A group of young people, members of Bradford Young Ambassadors, have been investigating and responding to Bradford Museums and Galleries collections as part of Precious Cargo, Yorkshire’s project for Stories of the World, part of the Cultural Olympiad’s London 2012 Festival. Not only are this group curating an exhibition for 2012 here in Bradford, but their exploration of the collections will result in new and creative interpretation through working alongside a range of arts practitioners including poet Andrew McMillan.

We invited Andrew to work with the group to bring out their responses, through poetry, to selected works at Cartwright Hall Art Gallery.

The labels which accompany the paintings at Cartwright Hall provide visitors with some facts and figures. Who created the work. When it was created. What it is called.  Last week our Young Ambassadors re-wrote the rule book as they created alternative labels using poetry created as a group.

Working with poet Andrew McMillan the group began with a contemporary work called The Wanderer by Yinka Shonibare. Andrew encouraged them to think about what it would be like to be aboard that ship, how would it smell, how would it feel and what sounds would there be?

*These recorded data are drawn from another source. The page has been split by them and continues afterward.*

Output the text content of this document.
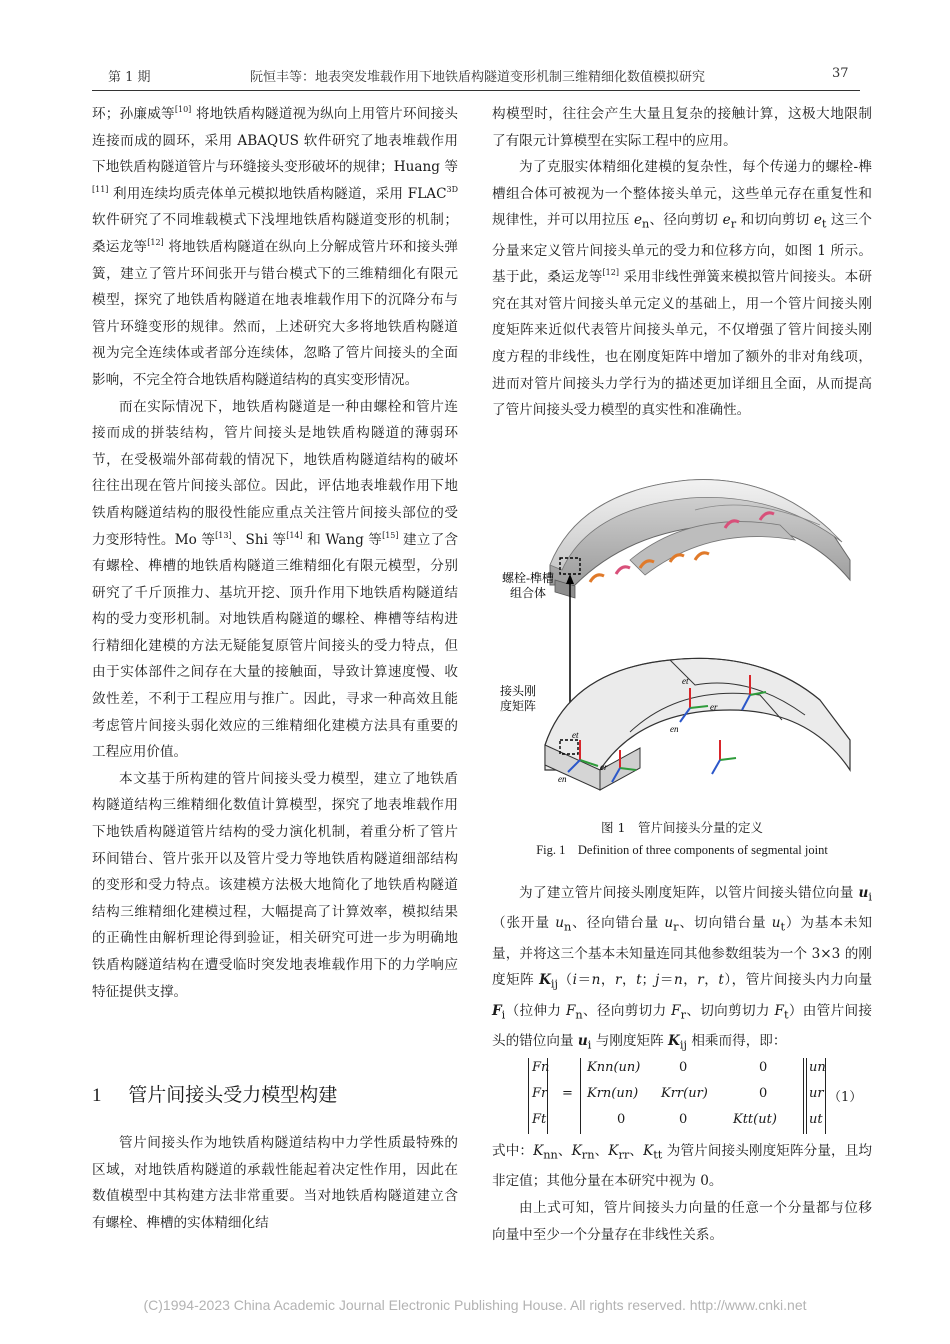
第 1 期	阮恒丰等：地表突发堆载作用下地铁盾构隧道变形机制三维精细化数值模拟研究	37

环；孙廉威等[10] 将地铁盾构隧道视为纵向上用管片环间接头连接而成的圆环，采用 ABAQUS 软件研究了地表堆载作用下地铁盾构隧道管片与环缝接头变形破坏的规律；Huang 等[11] 利用连续均质壳体单元模拟地铁盾构隧道，采用 $FLAC^{3D}$ 软件研究了不同堆载模式下浅埋地铁盾构隧道变形的机制；桑运龙等[12] 将地铁盾构隧道在纵向上分解成管片环和接头弹簧，建立了管片环间张开与错台模式下的三维精细化有限元模型，探究了地铁盾构隧道在地表堆载作用下的沉降分布与管片环缝变形的规律。然而，上述研究大多将地铁盾构隧道视为完全连续体或者部分连续体，忽略了管片间接头的全面影响，不完全符合地铁盾构隧道结构的真实变形情况。

而在实际情况下，地铁盾构隧道是一种由螺栓和管片连接而成的拼装结构，管片间接头是地铁盾构隧道的薄弱环节，在受极端外部荷载的情况下，地铁盾构隧道结构的破坏往往出现在管片间接头部位。因此，评估地表堆载作用下地铁盾构隧道结构的服役性能应重点关注管片间接头部位的受力变形特性。Mo 等[13]、Shi 等[14] 和 Wang 等[15] 建立了含有螺栓、榫槽的地铁盾构隧道三维精细化有限元模型，分别研究了千斤顶推力、基坑开挖、顶升作用下地铁盾构隧道结构的受力变形机制。对地铁盾构隧道的螺栓、榫槽等结构进行精细化建模的方法无疑能复原管片间接头的受力特点，但由于实体部件之间存在大量的接触面，导致计算速度慢、收敛性差，不利于工程应用与推广。因此，寻求一种高效且能考虑管片间接头弱化效应的三维精细化建模方法具有重要的工程应用价值。

本文基于所构建的管片间接头受力模型，建立了地铁盾构隧道结构三维精细化数值计算模型，探究了地表堆载作用下地铁盾构隧道管片结构的受力演化机制，着重分析了管片环间错台、管片张开以及管片受力等地铁盾构隧道细部结构的变形和受力特点。该建模方法极大地简化了地铁盾构隧道结构三维精细化建模过程，大幅提高了计算效率，模拟结果的正确性由解析理论得到验证，相关研究可进一步为明确地铁盾构隧道结构在遭受临时突发地表堆载作用下的力学响应特征提供支撑。

1 管片间接头受力模型构建

管片间接头作为地铁盾构隧道结构中力学性质最特殊的区域，对地铁盾构隧道的承载性能起着决定性作用，因此在数值模型中其构建方法非常重要。当对地铁盾构隧道建立含有螺栓、榫槽的实体精细化结

构模型时，往往会产生大量且复杂的接触计算，这极大地限制了有限元计算模型在实际工程中的应用。

为了克服实体精细化建模的复杂性，每个传递力的螺栓-榫槽组合体可被视为一个整体接头单元，这些单元存在重复性和规律性，并可以用拉压 $e_n$、径向剪切 $e_r$ 和切向剪切 $e_t$ 这三个分量来定义管片间接头单元的受力和位移方向，如图 1 所示。基于此，桑运龙等[12] 采用非线性弹簧来模拟管片间接头。本研究在其对管片间接头单元定义的基础上，用一个管片间接头刚度矩阵来近似代表管片间接头单元，不仅增强了管片间接头刚度方程的非线性，也在刚度矩阵中增加了额外的非对角线项，进而对管片间接头力学行为的描述更加详细且全面，从而提高了管片间接头受力模型的真实性和准确性。

螺栓-榫槽
组合体
接头刚
度矩阵
et
er
en
et
er
en
图 1　管片间接头分量的定义
Fig. 1　Definition of three components of segmental joint

为了建立管片间接头刚度矩阵，以管片间接头错位向量 $u_i$（张开量 $u_n$、径向错台量 $u_r$、切向错台量 $u_t$）为基本未知量，并将这三个基本未知量连同其他参数组装为一个 3×3 的刚度矩阵 $K_{ij}(i=n$，r，t；j＝n，r，t），管片间接头内力向量 $F_i$（拉伸力 $F_n$、径向剪切力 $F_r$、切向剪切力 $F_t$）由管片间接头的错位向量 $u_i$ 与刚度矩阵 $K_{ij}$ 相乘而得，即：

Fn
Fr
Ft
=
Knn(un)	0	0
Krn(un) Krr(ur)	0
0	0	Ktt(ut)
un
ur
ut
（1）

式中：$K_{nn}$、$K_{rn}$、$K_{rr}$、$K_{tt}$ 为管片间接头刚度矩阵分量，且均非定值；其他分量在本研究中视为 0。

由上式可知，管片间接头力向量的任意一个分量都与位移向量中至少一个分量存在非线性关系。

(C)1994-2023 China Academic Journal Electronic Publishing House. All rights reserved. http://www.cnki.net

After creating some inventive phrases the group worked together to compile a poem which brought this environment to life.

They then decided to work on a painting from 1886 by Armand Point, called The Arab Weaver. The figures in this piece inspired the group to think about the lives of the people depicted, why are they there, what are they thinking, how are they feeling?

Again, the young people generated words around the painting homing in on exact phrases that conveyed what they thought. The poem that they created was called Historical Threads and spoke about the ‘silky sensual hands’ working away at the yarn requiring ‘old man’s patience.’

At the end of the session the group performed both of their poems to a captivated audience. To see the young people perform their poetry was inspiring and helped us see the poem in a fresh light.